Le SCFP est le plus grand syndicat du Canada. Pour cette raison, tout ce que le SCFP fait a des répercussions majeures sur le reste du mouvement syndical. Nous avons donc une grande responsabilité à l›égard de nos membres. Nous avons une responsabilité à l›égard de ceux qui veulent devenir membres du SCFP et nous avons la responsabilité d›être des chefs de file de la syndicalisation.

Le plan de recrutement du CCTTUO se concentre sur les travailleurs non syndiqués des services d’alimentation de quatre universités : Waterloo, Guelph, Western et Carleton. L’industrie des services d’alimentation est bien connue pour les mauvaises conditions de travail qu’elle offre.

Qui travaille dans l’industrie des services d’alimentation?
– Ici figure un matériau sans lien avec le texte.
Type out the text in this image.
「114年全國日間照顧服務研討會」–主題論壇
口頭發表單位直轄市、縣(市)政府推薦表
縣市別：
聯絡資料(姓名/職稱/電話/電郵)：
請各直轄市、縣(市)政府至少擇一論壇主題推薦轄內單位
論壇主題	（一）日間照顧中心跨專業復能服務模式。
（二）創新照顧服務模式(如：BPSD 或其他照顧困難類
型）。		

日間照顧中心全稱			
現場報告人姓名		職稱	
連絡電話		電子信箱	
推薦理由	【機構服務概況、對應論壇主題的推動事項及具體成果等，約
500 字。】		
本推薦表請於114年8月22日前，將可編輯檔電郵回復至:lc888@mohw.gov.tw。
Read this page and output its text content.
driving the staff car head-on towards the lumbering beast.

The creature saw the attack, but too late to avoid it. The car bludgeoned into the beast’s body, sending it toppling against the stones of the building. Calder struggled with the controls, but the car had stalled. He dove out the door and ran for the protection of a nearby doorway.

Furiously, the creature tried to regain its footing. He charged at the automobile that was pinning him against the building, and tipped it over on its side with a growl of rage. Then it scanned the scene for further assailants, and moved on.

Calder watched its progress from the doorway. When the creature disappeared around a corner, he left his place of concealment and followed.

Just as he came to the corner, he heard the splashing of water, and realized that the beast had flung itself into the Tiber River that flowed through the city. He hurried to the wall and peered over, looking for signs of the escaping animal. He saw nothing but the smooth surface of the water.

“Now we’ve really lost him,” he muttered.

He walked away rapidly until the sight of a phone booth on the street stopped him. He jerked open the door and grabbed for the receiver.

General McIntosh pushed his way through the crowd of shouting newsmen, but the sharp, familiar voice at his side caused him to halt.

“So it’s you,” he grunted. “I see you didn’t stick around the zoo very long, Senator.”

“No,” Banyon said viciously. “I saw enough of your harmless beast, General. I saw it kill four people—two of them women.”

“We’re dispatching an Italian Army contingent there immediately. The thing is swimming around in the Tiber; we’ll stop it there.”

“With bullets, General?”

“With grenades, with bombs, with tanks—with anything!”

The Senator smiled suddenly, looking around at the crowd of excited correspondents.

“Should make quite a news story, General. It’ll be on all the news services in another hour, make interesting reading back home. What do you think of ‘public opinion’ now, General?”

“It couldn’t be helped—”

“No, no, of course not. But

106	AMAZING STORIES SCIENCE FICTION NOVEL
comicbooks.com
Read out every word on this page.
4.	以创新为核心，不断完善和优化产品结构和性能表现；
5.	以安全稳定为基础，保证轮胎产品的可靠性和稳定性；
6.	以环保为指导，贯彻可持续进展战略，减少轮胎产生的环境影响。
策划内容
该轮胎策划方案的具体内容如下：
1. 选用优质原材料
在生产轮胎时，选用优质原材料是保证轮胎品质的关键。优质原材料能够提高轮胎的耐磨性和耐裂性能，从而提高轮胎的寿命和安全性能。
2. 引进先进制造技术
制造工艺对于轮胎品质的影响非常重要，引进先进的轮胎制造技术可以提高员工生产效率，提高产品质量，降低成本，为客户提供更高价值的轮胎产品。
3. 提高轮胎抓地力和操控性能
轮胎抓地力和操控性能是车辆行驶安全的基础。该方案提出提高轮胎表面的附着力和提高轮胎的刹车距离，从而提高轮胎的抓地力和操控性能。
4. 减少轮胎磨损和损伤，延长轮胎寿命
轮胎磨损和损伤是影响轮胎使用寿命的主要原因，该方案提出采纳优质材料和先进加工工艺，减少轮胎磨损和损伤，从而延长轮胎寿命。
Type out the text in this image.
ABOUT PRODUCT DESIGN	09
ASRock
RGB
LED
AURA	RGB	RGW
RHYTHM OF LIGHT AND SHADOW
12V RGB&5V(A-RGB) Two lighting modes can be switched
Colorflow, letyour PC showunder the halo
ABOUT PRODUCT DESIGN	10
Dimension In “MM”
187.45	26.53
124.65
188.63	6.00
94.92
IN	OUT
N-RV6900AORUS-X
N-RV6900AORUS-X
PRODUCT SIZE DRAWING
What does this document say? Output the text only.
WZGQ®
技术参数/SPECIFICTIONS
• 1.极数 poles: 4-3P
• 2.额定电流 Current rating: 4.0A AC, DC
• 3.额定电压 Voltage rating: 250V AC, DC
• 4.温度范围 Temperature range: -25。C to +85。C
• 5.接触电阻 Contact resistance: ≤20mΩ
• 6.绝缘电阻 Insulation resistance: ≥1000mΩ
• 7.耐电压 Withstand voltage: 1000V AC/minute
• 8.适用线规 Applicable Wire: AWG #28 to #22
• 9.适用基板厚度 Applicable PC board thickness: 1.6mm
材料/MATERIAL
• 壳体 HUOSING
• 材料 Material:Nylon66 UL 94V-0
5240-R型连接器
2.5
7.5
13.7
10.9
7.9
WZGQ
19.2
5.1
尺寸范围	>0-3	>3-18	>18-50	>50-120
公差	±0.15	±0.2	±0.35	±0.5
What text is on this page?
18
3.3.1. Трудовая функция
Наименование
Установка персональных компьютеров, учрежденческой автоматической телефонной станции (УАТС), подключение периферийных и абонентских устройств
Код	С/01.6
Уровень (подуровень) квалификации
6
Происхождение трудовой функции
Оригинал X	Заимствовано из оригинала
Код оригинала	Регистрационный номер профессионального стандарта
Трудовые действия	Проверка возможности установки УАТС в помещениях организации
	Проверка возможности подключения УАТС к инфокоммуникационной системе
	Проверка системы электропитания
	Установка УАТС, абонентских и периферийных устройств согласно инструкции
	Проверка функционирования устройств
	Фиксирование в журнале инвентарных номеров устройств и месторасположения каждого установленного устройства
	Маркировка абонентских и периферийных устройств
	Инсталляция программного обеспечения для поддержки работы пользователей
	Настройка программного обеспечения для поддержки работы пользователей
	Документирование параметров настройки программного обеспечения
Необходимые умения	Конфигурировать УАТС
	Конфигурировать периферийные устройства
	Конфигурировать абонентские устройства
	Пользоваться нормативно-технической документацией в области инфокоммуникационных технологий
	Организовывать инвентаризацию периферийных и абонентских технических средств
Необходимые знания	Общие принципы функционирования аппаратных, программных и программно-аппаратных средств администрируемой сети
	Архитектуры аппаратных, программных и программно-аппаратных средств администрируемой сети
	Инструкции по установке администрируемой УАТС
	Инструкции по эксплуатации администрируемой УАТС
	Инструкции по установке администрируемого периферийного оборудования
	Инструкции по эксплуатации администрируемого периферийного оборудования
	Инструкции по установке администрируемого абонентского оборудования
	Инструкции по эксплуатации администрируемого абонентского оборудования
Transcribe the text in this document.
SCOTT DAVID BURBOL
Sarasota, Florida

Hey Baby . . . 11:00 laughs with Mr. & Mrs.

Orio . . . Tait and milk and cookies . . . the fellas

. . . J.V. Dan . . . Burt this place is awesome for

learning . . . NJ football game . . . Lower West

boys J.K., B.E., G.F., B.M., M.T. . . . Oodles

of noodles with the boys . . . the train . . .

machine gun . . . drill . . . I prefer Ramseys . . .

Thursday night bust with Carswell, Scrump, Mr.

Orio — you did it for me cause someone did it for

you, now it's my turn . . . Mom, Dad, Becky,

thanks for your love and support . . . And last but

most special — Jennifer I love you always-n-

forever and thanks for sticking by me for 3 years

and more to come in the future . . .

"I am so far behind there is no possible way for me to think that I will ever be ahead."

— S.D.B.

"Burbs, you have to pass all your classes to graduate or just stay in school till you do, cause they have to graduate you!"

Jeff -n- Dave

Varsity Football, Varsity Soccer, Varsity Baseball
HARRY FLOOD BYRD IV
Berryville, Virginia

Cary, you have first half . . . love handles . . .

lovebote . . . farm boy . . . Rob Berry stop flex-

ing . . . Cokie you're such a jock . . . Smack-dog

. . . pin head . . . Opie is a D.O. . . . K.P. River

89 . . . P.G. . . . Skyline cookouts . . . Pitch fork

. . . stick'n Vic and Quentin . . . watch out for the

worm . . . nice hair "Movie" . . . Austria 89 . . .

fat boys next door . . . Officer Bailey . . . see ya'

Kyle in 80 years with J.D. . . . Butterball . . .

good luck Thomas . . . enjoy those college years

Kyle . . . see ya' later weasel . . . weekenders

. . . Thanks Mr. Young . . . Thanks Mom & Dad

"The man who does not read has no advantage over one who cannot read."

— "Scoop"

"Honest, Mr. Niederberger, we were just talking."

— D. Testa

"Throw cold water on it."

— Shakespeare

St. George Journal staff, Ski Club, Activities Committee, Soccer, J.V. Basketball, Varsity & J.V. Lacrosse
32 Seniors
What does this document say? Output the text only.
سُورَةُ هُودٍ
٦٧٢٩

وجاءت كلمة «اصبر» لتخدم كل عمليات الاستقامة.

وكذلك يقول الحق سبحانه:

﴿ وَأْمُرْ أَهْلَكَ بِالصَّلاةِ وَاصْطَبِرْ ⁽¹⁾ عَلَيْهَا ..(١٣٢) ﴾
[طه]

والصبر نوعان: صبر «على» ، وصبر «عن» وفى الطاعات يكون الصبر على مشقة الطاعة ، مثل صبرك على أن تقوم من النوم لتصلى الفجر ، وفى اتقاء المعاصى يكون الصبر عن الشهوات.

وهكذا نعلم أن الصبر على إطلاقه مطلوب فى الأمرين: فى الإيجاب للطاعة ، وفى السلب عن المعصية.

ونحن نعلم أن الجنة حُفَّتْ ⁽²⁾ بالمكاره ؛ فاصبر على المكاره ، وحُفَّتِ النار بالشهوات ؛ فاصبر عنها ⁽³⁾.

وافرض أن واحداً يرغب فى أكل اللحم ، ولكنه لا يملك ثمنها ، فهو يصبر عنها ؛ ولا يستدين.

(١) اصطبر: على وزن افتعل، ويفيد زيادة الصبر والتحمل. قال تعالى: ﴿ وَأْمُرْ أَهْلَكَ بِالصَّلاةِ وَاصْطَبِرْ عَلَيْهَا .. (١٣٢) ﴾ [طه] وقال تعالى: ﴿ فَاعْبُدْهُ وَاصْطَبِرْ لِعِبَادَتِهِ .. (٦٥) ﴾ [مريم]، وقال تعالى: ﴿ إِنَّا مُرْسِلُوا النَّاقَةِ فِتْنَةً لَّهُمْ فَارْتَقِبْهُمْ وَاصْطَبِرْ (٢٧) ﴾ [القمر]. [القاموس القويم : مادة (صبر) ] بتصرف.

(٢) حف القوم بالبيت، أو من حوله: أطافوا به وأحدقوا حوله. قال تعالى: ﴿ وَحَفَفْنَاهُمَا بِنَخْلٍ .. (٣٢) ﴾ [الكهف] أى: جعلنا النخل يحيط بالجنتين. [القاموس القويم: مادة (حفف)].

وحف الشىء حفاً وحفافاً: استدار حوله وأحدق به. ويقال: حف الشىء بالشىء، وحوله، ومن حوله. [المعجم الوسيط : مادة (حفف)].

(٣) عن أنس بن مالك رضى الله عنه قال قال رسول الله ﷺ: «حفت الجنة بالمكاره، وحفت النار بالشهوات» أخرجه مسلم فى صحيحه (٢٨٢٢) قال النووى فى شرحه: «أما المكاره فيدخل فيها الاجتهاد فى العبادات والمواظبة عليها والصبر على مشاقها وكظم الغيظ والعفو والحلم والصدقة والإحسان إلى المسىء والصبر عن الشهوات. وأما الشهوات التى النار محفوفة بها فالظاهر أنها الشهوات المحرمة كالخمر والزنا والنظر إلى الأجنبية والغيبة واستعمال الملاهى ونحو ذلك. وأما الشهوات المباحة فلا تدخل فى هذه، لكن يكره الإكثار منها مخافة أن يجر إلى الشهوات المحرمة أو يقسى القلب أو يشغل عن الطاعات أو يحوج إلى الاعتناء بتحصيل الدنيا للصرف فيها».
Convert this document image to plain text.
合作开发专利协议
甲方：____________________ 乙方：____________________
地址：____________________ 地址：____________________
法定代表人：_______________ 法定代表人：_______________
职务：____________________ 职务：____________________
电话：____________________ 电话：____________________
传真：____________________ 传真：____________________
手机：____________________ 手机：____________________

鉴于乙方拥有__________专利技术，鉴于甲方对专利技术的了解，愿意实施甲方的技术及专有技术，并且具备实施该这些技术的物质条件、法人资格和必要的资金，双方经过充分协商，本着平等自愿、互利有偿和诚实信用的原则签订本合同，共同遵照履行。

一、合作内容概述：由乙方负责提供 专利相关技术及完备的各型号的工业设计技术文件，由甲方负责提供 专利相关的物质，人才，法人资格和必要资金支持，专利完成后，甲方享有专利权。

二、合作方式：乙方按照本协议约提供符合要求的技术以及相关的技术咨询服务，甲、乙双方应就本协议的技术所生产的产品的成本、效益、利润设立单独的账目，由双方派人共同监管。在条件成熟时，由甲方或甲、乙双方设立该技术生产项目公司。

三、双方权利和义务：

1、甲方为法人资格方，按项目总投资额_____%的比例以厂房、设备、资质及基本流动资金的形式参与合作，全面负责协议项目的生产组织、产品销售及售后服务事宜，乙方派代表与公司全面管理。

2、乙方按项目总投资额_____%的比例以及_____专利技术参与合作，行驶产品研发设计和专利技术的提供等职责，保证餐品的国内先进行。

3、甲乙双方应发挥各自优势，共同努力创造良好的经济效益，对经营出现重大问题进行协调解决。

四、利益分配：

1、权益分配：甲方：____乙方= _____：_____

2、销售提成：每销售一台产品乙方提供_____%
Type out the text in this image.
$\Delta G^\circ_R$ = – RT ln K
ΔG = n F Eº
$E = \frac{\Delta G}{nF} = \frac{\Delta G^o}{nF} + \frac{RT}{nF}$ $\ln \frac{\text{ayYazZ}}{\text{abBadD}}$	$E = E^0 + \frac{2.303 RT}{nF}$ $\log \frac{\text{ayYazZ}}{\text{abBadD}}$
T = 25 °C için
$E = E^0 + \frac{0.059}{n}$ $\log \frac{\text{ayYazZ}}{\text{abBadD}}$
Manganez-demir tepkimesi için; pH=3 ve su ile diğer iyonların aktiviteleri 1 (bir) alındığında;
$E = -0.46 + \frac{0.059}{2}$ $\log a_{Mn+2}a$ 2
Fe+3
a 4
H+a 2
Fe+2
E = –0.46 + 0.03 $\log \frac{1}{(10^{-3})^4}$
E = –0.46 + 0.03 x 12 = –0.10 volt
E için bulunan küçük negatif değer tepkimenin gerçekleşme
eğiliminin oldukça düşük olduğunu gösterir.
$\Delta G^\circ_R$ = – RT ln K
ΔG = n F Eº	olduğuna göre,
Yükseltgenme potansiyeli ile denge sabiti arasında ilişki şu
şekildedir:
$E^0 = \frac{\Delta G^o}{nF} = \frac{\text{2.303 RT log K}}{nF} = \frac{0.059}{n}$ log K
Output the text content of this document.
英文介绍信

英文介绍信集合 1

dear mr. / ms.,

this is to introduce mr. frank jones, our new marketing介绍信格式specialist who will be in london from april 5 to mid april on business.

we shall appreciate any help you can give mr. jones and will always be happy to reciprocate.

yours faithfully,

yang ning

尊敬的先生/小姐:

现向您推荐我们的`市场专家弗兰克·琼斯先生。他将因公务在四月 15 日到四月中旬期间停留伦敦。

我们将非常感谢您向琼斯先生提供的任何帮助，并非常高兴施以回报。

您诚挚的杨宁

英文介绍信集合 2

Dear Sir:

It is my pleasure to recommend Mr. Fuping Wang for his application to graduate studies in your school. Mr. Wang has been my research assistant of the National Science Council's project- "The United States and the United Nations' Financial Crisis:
Surtout des femmes, des personnes de couleur, de nouveaux Canadiens et des jeunes.

Pour qui travaillent-ils? Il y a trois grands fournisseurs de services d’alimentation. L’adjectif « grand » est pris dans le sens de mondial. Les voici, par ordre d’importance sur le marché mondial : Aramark, Sodexho et Compass.

Ce secteur d’activité est-il rentable? Il est très rentable. Sodexho, aux États-Unis et au Canada seulement, a réalisé un chiffre d’affaires annuel de 4,9 milliards de dollars.

La syndicalisation dans l’industrie des services d’alimentation est donc une question de justice sociale.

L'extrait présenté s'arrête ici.